I also realized that Stranger Here Below is as much about the other women as it is about the two main characters. The novel explores how we are shaped by our pasts and by the people in them. Because each woman’s story was explored, each became an intimately known character so that when she did appear in the Mary Elizabeth/Maze narrative as a supporting character, she was much deeper and richer than such supporting characters usually are. This structure gave Stranger Here Below a very rich, full feeling that I came to appreciate.
The one aspect of the novel I couldn’t fully grasp, though, was why Maze considered herself and Mary Elizabeth to be such great friends in the first place. Mary Elizabeth is shy and private, reluctant to share anything about her personal or family life. Maze, in contrast, is an open book and expects other people to be the same way. I never felt like Mary Elizabeth considered them friends the way Maze did. In fact, it wasn’t until the very end of the novel that I began to see a two-sided friendship. I’m not sure this is a flaw; I think perhaps it’s deliberate. I think it takes Mary Elizabeth a long time to realize what a friend really is and why she might like to have one. In the end, it was Mary Elizabeth who had the furthest to go.

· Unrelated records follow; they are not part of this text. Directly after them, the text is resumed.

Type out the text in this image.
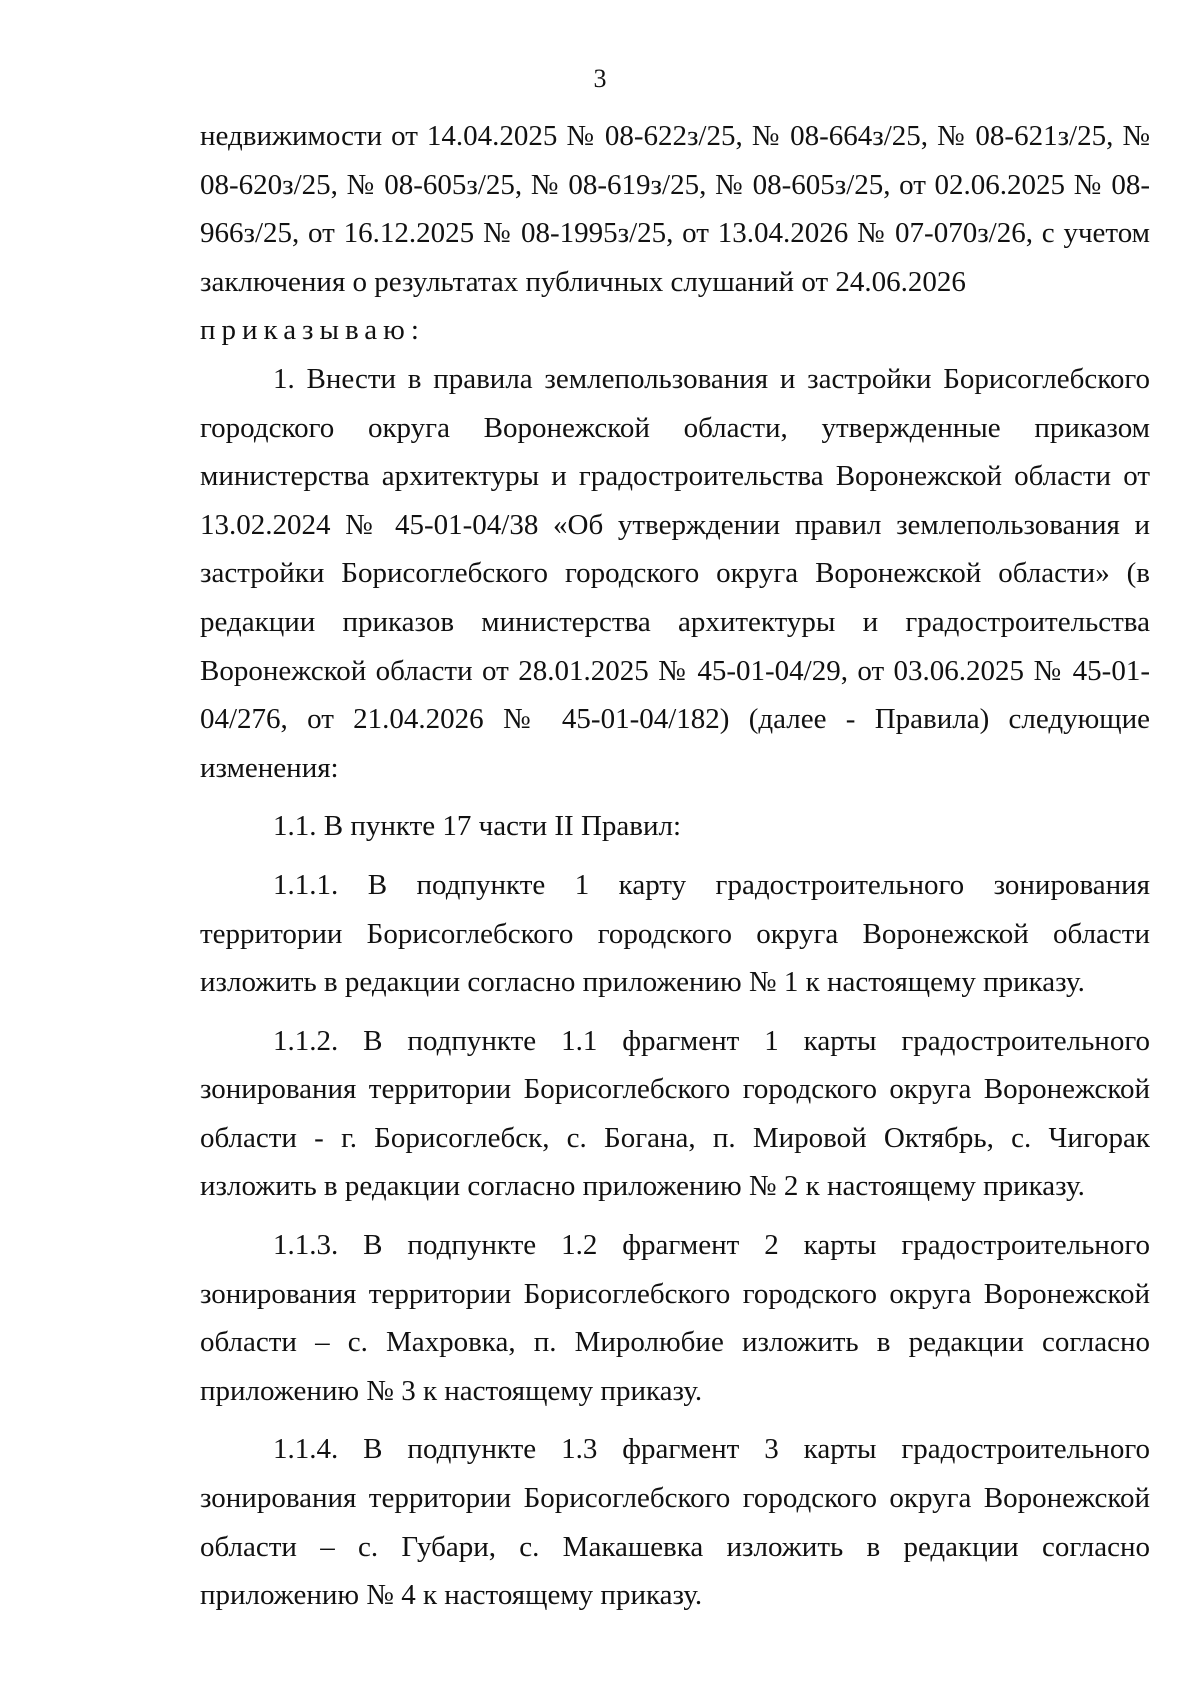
3

недвижимости от 14.04.2025 № 08-622з/25, № 08-664з/25, № 08-621з/25, № 08-620з/25, № 08-605з/25, № 08-619з/25, № 08-605з/25, от 02.06.2025 № 08-966з/25, от 16.12.2025 № 08-1995з/25, от 13.04.2026 № 07-070з/26, с учетом заключения о результатах публичных слушаний от 24.06.2026

приказываю:

1. Внести в правила землепользования и застройки Борисоглебского городского округа Воронежской области, утвержденные приказом министерства архитектуры и градостроительства Воронежской области от 13.02.2024 № 45-01-04/38 «Об утверждении правил землепользования и застройки Борисоглебского городского округа Воронежской области» (в редакции приказов министерства архитектуры и градостроительства Воронежской области от 28.01.2025 № 45-01-04/29, от 03.06.2025 № 45-01-04/276, от 21.04.2026 № 45-01-04/182) (далее - Правила) следующие изменения:

1.1. В пункте 17 части II Правил:

1.1.1. В подпункте 1 карту градостроительного зонирования территории Борисоглебского городского округа Воронежской области изложить в редакции согласно приложению № 1 к настоящему приказу.

1.1.2. В подпункте 1.1 фрагмент 1 карты градостроительного зонирования территории Борисоглебского городского округа Воронежской области - г. Борисоглебск, с. Богана, п. Мировой Октябрь, с. Чигорак изложить в редакции согласно приложению № 2 к настоящему приказу.

1.1.3. В подпункте 1.2 фрагмент 2 карты градостроительного зонирования территории Борисоглебского городского округа Воронежской области – с. Махровка, п. Миролюбие изложить в редакции согласно приложению № 3 к настоящему приказу.

1.1.4. В подпункте 1.3 фрагмент 3 карты градостроительного зонирования территории Борисоглебского городского округа Воронежской области – с. Губари, с. Макашевка изложить в редакции согласно приложению № 4 к настоящему приказу.
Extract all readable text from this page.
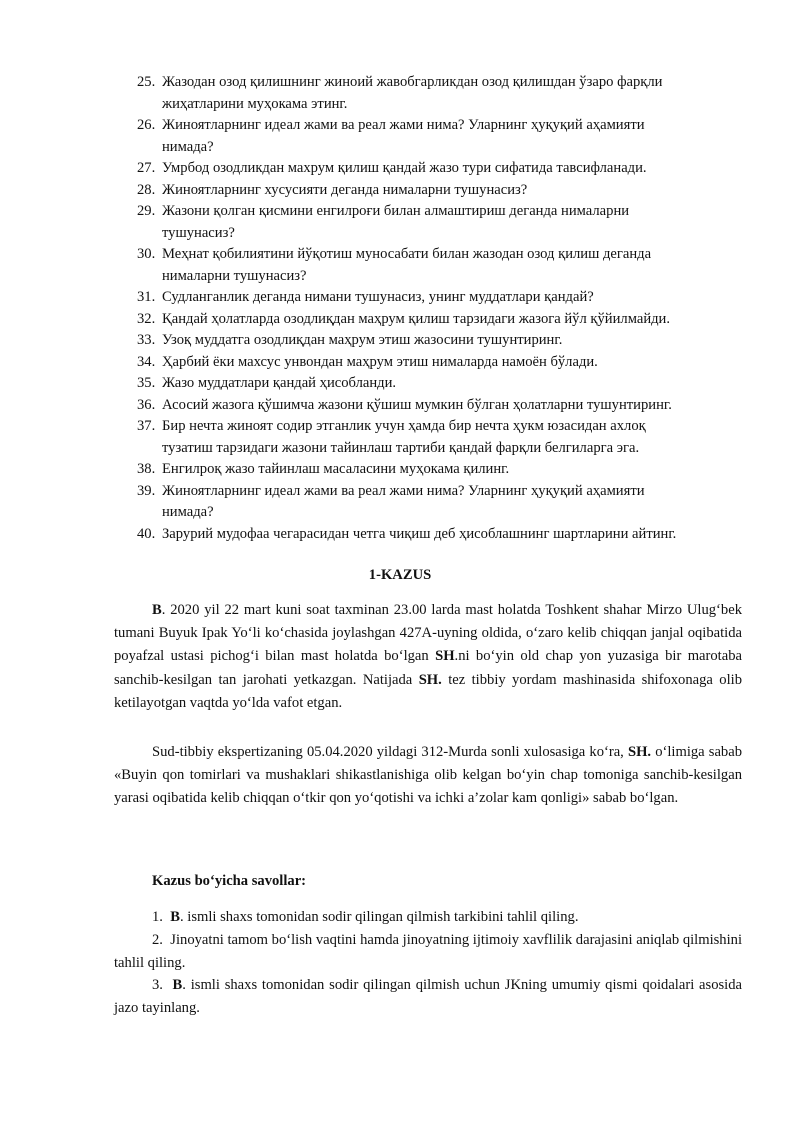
25. Жазодан озод қилишнинг жиноий жавобгарликдан озод қилишдан ўзаро фарқли
жиҳатларини муҳокама этинг.
26. Жиноятларнинг идеал жами ва реал жами нима? Уларнинг ҳуқуқий аҳамияти
нимада?
27. Умрбод озодликдан махрум қилиш қандай жазо тури сифатида тавсифланади.
28. Жиноятларнинг хусусияти деганда нималарни тушунасиз?
29. Жазони қолган қисмини енгилроғи билан алмаштириш деганда нималарни
тушунасиз?
30. Меҳнат қобилиятини йўқотиш муносабати билан жазодан озод қилиш деганда
нималарни тушунасиз?
31. Судланганлик деганда нимани тушунасиз, унинг муддатлари қандай?
32. Қандай ҳолатларда озодлиқдан маҳрум қилиш тарзидаги жазога йўл қўйилмайди.
33. Узоқ муддатга озодлиқдан маҳрум этиш жазосини тушунтиринг.
34. Ҳарбий ёки махсус унвондан маҳрум этиш нималарда намоён бўлади.
35. Жазо муддатлари қандай ҳисобланди.
36. Асосий жазога қўшимча жазони қўшиш мумкин бўлган ҳолатларни тушунтиринг.
37. Бир нечта жиноят содир этганлик учун ҳамда бир нечта ҳукм юзасидан ахлоқ
тузатиш тарзидаги жазони тайинлаш тартиби қандай фарқли белгиларга эга.
38. Енгилроқ жазо тайинлаш масаласини муҳокама қилинг.
39. Жиноятларнинг идеал жами ва реал жами нима? Уларнинг ҳуқуқий аҳамияти
нимада?
40. Зарурий мудофаа чегарасидан четга чиқиш деб ҳисоблашнинг шартларини айтинг.
1-KAZUS

B. 2020 yil 22 mart kuni soat taxminan 23.00 larda mast holatda Toshkent shahar Mirzo Ulug‘bek tumani Buyuk Ipak Yo‘li ko‘chasida joylashgan 427A-uyning oldida, o‘zaro kelib chiqqan janjal oqibatida poyafzal ustasi pichog‘i bilan mast holatda bo‘lgan SH.ni bo‘yin old chap yon yuzasiga bir marotaba sanchib-kesilgan tan jarohati yetkazgan. Natijada SH. tez tibbiy yordam mashinasida shifoxonaga olib ketilayotgan vaqtda yo‘lda vafot etgan.

Sud-tibbiy ekspertizaning 05.04.2020 yildagi 312-Murda sonli xulosasiga ko‘ra, SH. o‘limiga sabab «Buyin qon tomirlari va mushaklari shikastlanishiga olib kelgan bo‘yin chap tomoniga sanchib-kesilgan yarasi oqibatida kelib chiqqan o‘tkir qon yo‘qotishi va ichki a’zolar kam qonligi» sabab bo‘lgan.

Kazus bo‘yicha savollar:

1. B. ismli shaxs tomonidan sodir qilingan qilmish tarkibini tahlil qiling.

2. Jinoyatni tamom bo‘lish vaqtini hamda jinoyatning ijtimoiy xavflilik darajasini aniqlab qilmishini tahlil qiling.

3. B. ismli shaxs tomonidan sodir qilingan qilmish uchun JKning umumiy qismi qoidalari asosida jazo tayinlang.
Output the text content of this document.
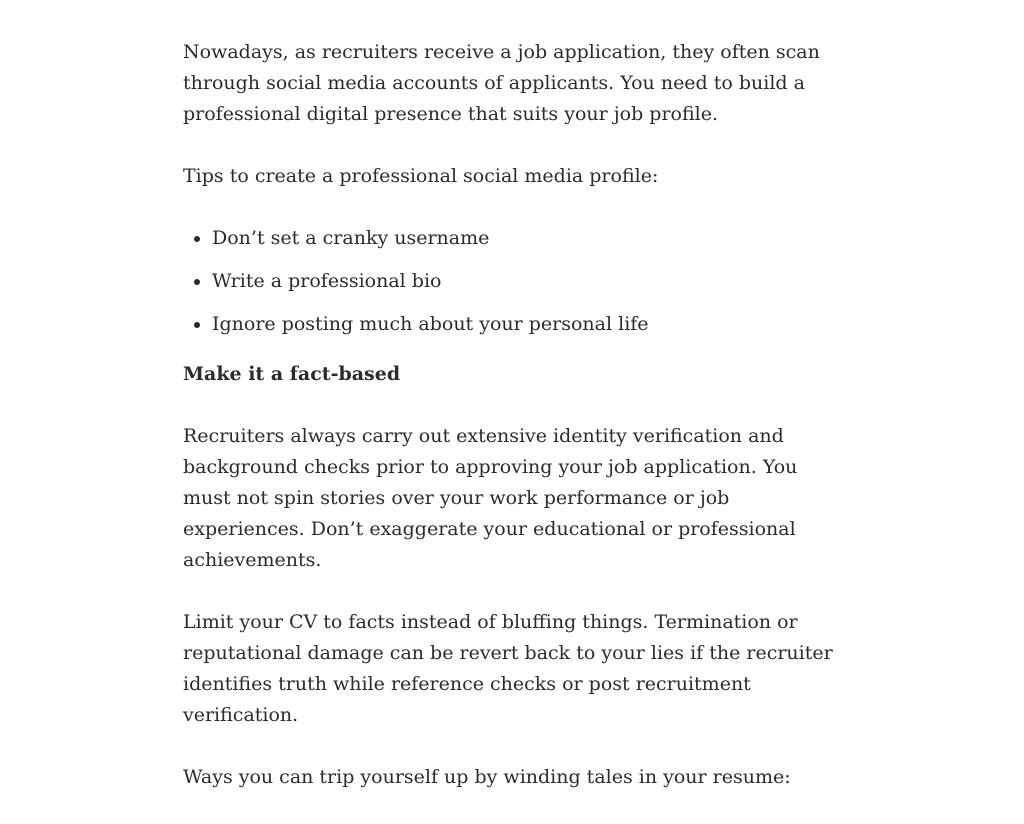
Nowadays, as recruiters receive a job application, they often scan through social media accounts of applicants. You need to build a professional digital presence that suits your job profile.

Tips to create a professional social media profile:

• Don’t set a cranky username
• Write a professional bio
• Ignore posting much about your personal life
Make it a fact-based

Recruiters always carry out extensive identity verification and background checks prior to approving your job application. You must not spin stories over your work performance or job experiences. Don’t exaggerate your educational or professional achievements.

Limit your CV to facts instead of bluffing things. Termination or reputational damage can be revert back to your lies if the recruiter identifies truth while reference checks or post recruitment verification.

Ways you can trip yourself up by winding tales in your resume:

By the time I read the last page, I was fully absorbed in Stranger Here Below. Its characters were real and complete, and even though the novel only covers a few years of the main characters’ lives, the other women’s stories made it feel like a lot had happened. I enjoyed knowing not only Maze and Mary Elizabeth, but Vista and Sarah and Sister Georgia and the others as well. Overall, Stranger Here Below was a warm and multi-layered novel I would not hesitate to recommend.
What books have you started out not really liking, only to discover by the end that you really enjoyed them? I’m also curious, if you’ve read this book: what’s your interpretation of the title? Please warn if your comment contains spoilers!